One couldn’t help notice that the infamous names are all from developing countries, with the Philippines gaining the dubious distinction of having to deal with two of the notorious names in the list. The funds embezzeled by these corrupt leaders are estimates but one wonders whether these national leaders are the ultimate villains in the game since one of the longest reigning tyrant dictators in the last two decades, Sadam Hussein of Iraq, whether by design or inadvertence had been ommitted from the list. The list also omits rulers of oil rich sheikdoms who had been stashing away cash largely from the windfall of the black gold lying underneath their desert kingdoms.
Perhaps a filthy rich ruler with relatively well fed citizens appear to enjoy more tolerance from their people than those with famished ones, like most of the names in the list, who were forcibly booted out of office by their people. I am also questioning the conscience of the world’s policeman whose actions towards oppressive and corrupt dictators are predicated on how they play on their interests rather than how these tyrants toy with people’s lives, dignity and aspirations for their personal enrichment.
Transparency International , an international agency on a mission to fight global corruption defines corruption as follows :
Corruption is the abuse of entrusted power for private gain. It hurts everyone whose life, livelihood or happiness depends on the integrity of people in a position of authority.
Corruption isn’t the monopoly of people in government. In countries with high incidence of curruption, it is pervasive through out society – private sector, schools and even non-profit organizations. What strikes me as the most tragic is judicial corruption. I happen to think that a country with a corrupt judicial system is destined for doomsday for if the institution that we expect to defend our rights and preserve the rule of law can be manipulated, then where can else we seek justice ? The destruction of the justice system in a country means that the law of the jungle will reign supreme, that the strongest and the powerful will have the ultimate determination of the order of things in society.

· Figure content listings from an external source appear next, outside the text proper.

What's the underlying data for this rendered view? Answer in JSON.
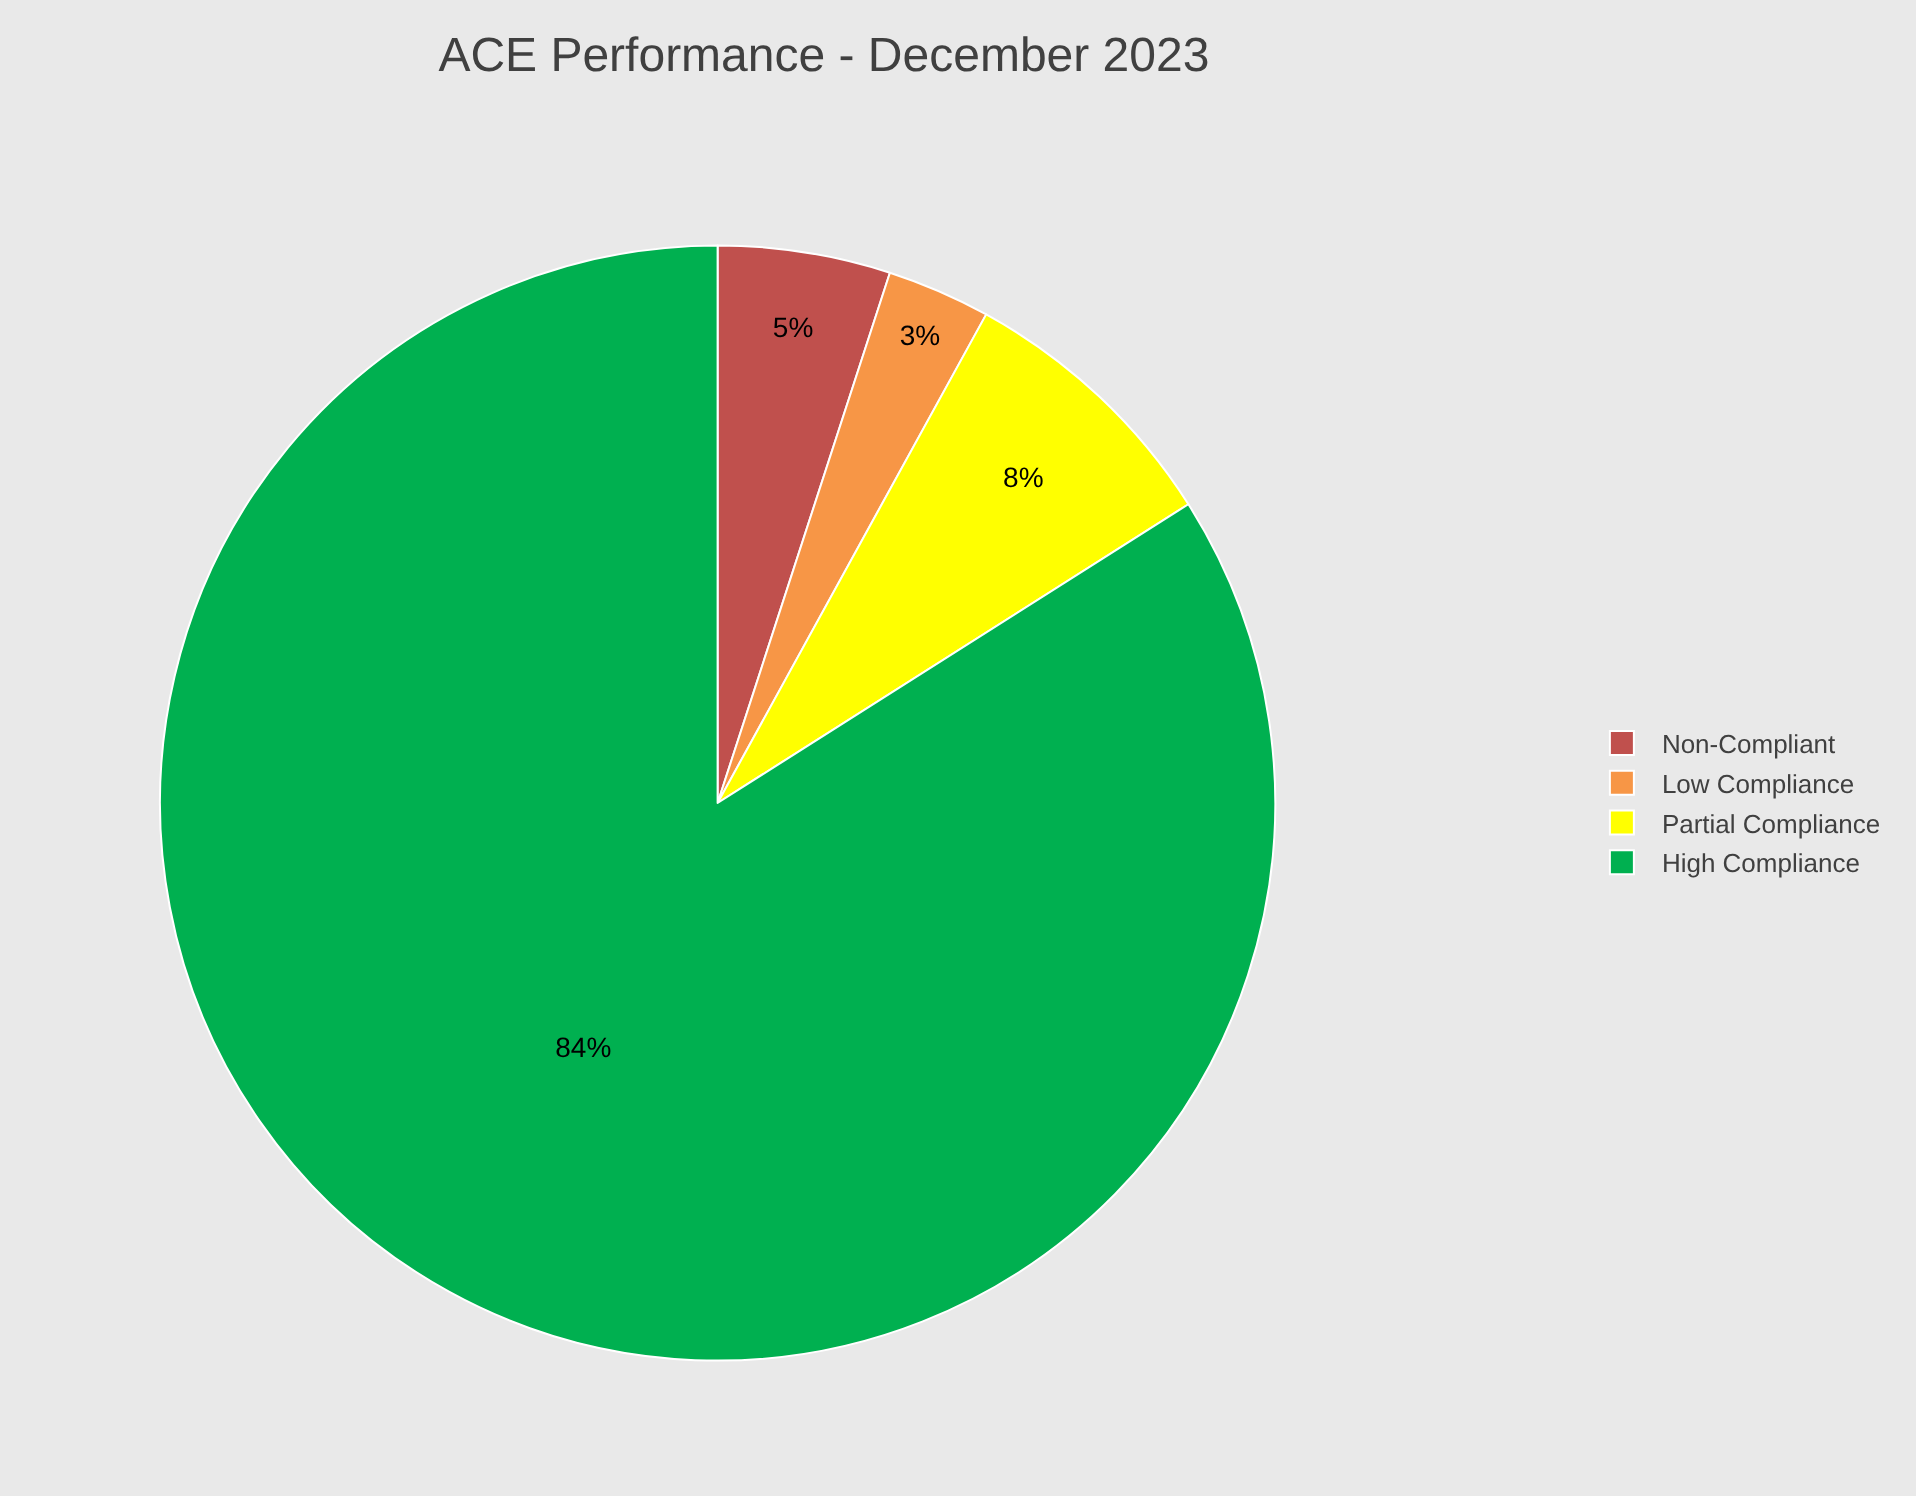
{
  "chart_data": {
    "type": "pie",
    "title": "ACE Performance - December 2023",
    "categories": [
      "Non-Compliant",
      "Low Compliance",
      "Partial Compliance",
      "High Compliance"
    ],
    "values": [
      5,
      3,
      8,
      84
    ],
    "value_labels": [
      "5%",
      "3%",
      "8%",
      "84%"
    ],
    "colors": [
      "#c0504d",
      "#f79646",
      "#ffff00",
      "#00b050"
    ],
    "legend": "right"
  }
}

Is it a coincidence that almost all of the above leaders were forcibly ousted by their own people because the country’s justice system wasn’t able to prosecute them for their crimes ? And even when they were removed and exiled, were their respective governments able to prosecute them to the letter ? Perhaps not, for in the cycle of corruption, they needed to be removed so others can take their place.

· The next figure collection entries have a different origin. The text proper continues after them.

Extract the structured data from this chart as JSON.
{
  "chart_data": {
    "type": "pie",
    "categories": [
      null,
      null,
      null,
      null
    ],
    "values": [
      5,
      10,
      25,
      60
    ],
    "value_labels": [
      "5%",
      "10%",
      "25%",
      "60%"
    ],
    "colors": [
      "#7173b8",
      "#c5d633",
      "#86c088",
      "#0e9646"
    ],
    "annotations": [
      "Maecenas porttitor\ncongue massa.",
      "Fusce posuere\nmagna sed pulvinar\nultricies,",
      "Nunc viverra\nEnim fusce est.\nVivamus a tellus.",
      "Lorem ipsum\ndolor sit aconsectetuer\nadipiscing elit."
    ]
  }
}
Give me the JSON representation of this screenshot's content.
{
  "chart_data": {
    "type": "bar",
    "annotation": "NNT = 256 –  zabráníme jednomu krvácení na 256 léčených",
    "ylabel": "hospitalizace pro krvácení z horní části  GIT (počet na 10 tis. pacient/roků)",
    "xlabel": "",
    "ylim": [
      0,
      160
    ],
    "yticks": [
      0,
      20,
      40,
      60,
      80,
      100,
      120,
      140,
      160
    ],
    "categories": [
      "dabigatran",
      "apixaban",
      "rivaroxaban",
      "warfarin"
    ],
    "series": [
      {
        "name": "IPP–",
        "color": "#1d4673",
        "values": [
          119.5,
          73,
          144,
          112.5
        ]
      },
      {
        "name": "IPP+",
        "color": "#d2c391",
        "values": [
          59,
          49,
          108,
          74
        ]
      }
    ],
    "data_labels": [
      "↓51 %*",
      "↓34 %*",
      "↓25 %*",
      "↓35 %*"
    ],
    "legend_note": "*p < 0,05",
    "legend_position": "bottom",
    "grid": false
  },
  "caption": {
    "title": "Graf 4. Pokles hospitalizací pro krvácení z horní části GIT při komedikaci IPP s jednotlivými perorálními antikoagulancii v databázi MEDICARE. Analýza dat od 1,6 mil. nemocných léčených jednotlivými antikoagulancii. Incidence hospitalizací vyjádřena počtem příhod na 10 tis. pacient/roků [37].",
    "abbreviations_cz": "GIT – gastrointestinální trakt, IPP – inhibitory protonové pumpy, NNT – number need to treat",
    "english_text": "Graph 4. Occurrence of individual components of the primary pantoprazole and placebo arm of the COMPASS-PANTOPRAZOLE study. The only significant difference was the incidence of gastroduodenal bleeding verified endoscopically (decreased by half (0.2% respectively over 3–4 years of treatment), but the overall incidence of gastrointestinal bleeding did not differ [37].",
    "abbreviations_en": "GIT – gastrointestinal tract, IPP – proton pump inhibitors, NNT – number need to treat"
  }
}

On former President Suharto of Indonesia :
Economic instability and popular discontent with his rule forced Suharto’s resignation in 1998, and subsequently a government corruption investigation was instituted, and Suharto was placed under house arrest in 2000 and later charged with corruption. The charges were dismissed, however, for health reasons.

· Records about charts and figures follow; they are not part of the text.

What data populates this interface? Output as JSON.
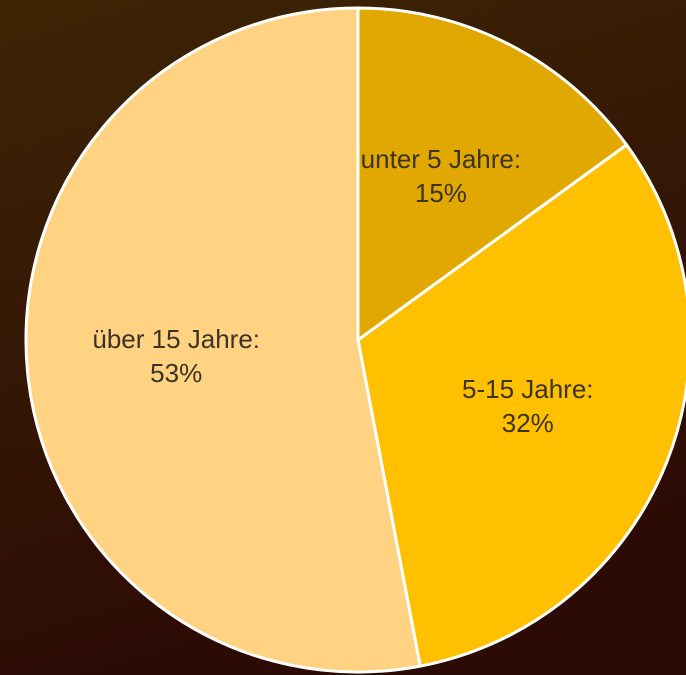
{
  "chart_data": {
    "type": "pie",
    "categories": [
      "unter 5 Jahre:",
      "5-15 Jahre:",
      "über 15 Jahre:"
    ],
    "values": [
      15,
      32,
      53
    ],
    "value_labels": [
      "15%",
      "32%",
      "53%"
    ],
    "colors": [
      "#e0a800",
      "#ffc000",
      "#ffd382"
    ]
  }
}
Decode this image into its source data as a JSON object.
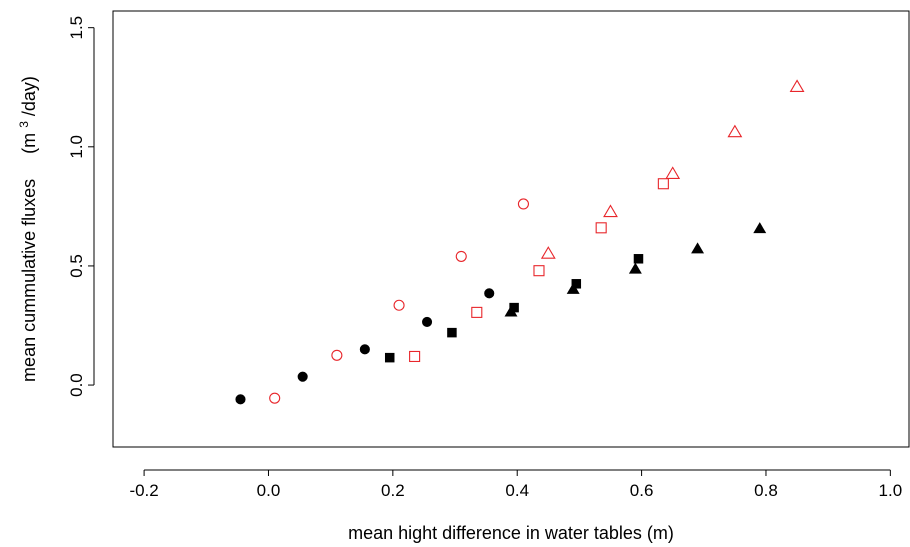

Can we say EXACTLY the same thing happened to Joseph Estrada – pardoned for health reasons ? Perhaps for the government that recently “shockingly” pardoned Estrada, it was a lame attempt to seek sympathy from the opposition so they can stop their sleuthing into the corrupt affairs of the administration. Or perhaps it was a case of self guilt, that you can’t talk about hanging a person for a crime you are equally guilty of. Whatever the reasons are, I can almost feel down to my gut that the events unfolding in front of our eyes right now is a case of deja vu, that the changing of the guards is just a reprieve, a changing of the bandages, a dose of pain killers, meanwhile the cancer is thriving and eating up the healthy cells.
An organization like Transparency International is to be lauded for its efforts in attempting to curb corruption not only in the field of being watchdogs but in the area of educating and inculcating integrity in people, especially the youth. It is gratifying to hear words such as ” anti-corruption handbook” and ” the corruption fighter’s toolkit”. We can only look with hope and optimism that this organization makes headway in its mission and that people they reach out to can muster enough will to change for the better.